Sonya Jaquez Lewis, a Democrat who represented Longmont in the Colorado Senate, had already been charged with attempting to influence a public servant for allegedly misleading five of her then-legislative colleagues earlier this year. Last week, prosecutors from the Denver District Attorney’s Office added the new charges — for each letter she allegedly forged — ahead of a scheduled court appearance.

All four charges she now faces are felonies. The forgery charges for one to three years in prison. The influence charge carries a maximum of six years.

Jaquez Lewis resigned from the legislature in February amid an ethics probe into her mistreatment of legislative aides and alleged campaign finance violations. She resigned hours before a Senate committee investigating her learned that she’d faked at least one of the support letters she’d submitted in her defense.

The purported author of another letter subsequently told The Denver Post that they had not written it. A third person told prosecutors that she didn’t think the letter bearing her name was the same letter she’d submitted, and a fourth person laughed when asked by investigators, but declined to comment further.

The forgery charges are based on actions alleged to have taken place between Jan. 31 and Feb. 14, according to charging documents obtained by The Post on Wednesday. That covers most of the time period of the ethics committee’s investigation into Jaquez Lewis. She resigned on Feb. 18.

Jaquez Lewis declined to comment outside the courtroom last week. She has filed a motion to dismiss the charges. In a statement, she said she resigned from the legislature “when faced with unfair and prejudiced treatment.”

“I have come to believe that effectiveness is a magnet for political revenge in our current political climate. I have NEVER committed a criminal act,” she wrote. “I will not be intimidated and will stand up for my rights and take every opportunity to defend myself and clear my name and reputation.”

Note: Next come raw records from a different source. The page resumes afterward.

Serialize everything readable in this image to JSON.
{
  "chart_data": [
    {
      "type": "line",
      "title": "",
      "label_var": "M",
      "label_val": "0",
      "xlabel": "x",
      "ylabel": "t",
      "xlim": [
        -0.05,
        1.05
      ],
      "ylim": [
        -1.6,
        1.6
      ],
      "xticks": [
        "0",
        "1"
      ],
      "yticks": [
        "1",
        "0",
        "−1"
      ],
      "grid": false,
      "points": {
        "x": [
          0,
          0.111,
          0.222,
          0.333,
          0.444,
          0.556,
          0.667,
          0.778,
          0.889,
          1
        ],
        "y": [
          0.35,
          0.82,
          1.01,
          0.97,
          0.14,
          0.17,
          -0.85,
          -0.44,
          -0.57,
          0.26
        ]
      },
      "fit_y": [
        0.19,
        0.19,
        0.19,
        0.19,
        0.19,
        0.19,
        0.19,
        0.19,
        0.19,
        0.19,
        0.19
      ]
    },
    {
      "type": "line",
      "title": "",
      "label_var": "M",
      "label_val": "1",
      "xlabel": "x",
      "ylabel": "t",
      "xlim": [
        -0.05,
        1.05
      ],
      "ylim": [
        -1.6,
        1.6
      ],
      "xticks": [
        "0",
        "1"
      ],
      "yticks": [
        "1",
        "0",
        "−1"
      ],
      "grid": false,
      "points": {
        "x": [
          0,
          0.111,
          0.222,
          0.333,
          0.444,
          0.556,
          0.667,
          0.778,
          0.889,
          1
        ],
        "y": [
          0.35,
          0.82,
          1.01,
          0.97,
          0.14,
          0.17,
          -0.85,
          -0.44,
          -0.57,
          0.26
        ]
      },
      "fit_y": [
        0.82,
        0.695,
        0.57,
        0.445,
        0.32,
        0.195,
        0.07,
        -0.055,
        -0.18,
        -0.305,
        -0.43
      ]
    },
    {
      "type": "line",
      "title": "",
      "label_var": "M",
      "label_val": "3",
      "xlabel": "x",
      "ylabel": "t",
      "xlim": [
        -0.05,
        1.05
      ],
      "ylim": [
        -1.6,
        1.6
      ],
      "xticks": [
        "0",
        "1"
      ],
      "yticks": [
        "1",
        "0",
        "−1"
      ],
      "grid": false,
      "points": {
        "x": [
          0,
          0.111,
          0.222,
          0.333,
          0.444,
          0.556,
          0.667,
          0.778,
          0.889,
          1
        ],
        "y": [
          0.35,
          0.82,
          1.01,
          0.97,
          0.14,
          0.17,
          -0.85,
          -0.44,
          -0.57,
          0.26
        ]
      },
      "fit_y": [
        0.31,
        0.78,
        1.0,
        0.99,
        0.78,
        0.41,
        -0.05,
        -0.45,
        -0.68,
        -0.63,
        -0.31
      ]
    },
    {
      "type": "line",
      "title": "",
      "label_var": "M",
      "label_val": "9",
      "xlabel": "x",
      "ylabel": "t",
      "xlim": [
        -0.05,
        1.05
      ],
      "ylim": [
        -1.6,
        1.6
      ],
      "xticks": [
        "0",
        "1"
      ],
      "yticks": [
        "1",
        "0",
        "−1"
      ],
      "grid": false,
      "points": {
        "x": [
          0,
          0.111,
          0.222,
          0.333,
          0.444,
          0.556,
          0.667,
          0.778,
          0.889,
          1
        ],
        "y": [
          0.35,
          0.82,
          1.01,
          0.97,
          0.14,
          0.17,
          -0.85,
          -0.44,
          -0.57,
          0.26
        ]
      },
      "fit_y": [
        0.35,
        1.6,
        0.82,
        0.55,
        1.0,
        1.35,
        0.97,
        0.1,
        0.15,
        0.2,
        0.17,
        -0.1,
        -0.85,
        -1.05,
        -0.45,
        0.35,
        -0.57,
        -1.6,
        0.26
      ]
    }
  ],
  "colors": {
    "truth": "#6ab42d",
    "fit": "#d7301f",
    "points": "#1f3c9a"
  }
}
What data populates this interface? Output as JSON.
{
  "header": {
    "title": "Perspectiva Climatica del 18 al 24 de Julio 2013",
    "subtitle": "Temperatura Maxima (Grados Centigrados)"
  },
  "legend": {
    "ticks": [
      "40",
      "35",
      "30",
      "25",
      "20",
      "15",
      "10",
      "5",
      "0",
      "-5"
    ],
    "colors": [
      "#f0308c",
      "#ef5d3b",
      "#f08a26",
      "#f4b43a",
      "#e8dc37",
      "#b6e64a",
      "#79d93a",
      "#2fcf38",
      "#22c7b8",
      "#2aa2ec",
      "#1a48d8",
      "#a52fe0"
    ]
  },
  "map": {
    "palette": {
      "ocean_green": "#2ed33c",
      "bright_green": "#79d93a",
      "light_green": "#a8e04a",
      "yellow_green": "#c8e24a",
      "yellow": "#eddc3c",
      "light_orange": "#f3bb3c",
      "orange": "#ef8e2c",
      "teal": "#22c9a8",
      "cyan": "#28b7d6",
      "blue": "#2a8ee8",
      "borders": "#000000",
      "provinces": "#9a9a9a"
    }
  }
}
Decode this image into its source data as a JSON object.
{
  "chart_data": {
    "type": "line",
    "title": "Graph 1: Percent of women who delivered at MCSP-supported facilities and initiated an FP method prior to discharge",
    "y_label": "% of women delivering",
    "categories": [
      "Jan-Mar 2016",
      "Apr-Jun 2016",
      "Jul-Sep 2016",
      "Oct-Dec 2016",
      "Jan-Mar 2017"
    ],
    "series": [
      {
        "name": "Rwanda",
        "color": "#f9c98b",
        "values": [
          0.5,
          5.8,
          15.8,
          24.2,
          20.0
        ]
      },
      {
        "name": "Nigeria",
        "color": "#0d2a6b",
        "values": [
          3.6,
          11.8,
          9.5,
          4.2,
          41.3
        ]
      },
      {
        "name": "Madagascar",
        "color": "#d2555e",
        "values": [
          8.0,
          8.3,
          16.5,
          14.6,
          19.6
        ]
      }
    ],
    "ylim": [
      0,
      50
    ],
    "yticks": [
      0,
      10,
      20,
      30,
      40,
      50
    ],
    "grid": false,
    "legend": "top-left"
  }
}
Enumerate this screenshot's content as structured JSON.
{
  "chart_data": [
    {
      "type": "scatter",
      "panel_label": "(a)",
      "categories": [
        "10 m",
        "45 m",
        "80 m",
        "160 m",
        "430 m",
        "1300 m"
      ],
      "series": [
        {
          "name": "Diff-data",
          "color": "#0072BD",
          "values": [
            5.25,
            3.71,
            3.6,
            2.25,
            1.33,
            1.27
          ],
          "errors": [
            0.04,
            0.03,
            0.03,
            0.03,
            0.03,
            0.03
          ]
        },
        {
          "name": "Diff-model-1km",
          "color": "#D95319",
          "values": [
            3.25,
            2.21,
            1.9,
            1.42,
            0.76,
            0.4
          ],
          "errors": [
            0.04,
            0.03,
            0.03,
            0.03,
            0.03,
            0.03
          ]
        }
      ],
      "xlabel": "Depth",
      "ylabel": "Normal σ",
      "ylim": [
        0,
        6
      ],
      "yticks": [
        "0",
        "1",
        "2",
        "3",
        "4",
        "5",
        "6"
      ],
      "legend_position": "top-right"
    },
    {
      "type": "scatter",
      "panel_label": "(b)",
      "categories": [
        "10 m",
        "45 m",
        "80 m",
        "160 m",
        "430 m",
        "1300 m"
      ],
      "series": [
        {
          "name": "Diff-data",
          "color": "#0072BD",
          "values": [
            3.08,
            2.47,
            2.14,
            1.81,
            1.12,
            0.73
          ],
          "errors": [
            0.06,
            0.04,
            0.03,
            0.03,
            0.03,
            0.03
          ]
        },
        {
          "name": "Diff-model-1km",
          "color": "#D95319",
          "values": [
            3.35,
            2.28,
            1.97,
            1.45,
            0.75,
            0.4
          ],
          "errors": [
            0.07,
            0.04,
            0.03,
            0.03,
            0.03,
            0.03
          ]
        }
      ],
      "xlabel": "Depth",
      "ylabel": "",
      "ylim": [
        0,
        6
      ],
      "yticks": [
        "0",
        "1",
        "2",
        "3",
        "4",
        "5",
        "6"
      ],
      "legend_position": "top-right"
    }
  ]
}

In her statement, she claimed that the legislative ethics probe was related to alleged campaign finance violations. She said a subsequent Secretary of State’s Office investigation “concluded that I did NOT use campaign funds for personal purposes.”

While campaign finance concerns were part of the ethics probe, they were not the sole basis of the legislature’s investigation. Jaquez Lewis was also accused of withholding pay from her staff, asking them to sign nondisclosure agreements, and “continually demoting staff without reason and an overall lack of accountability and continuation of repeated behaviors,” according to legal filings.

Earlier this month, Jaquez Lewis paid the state more than $2,700 to settle the secretary of state’s investigation into her campaign finance practices.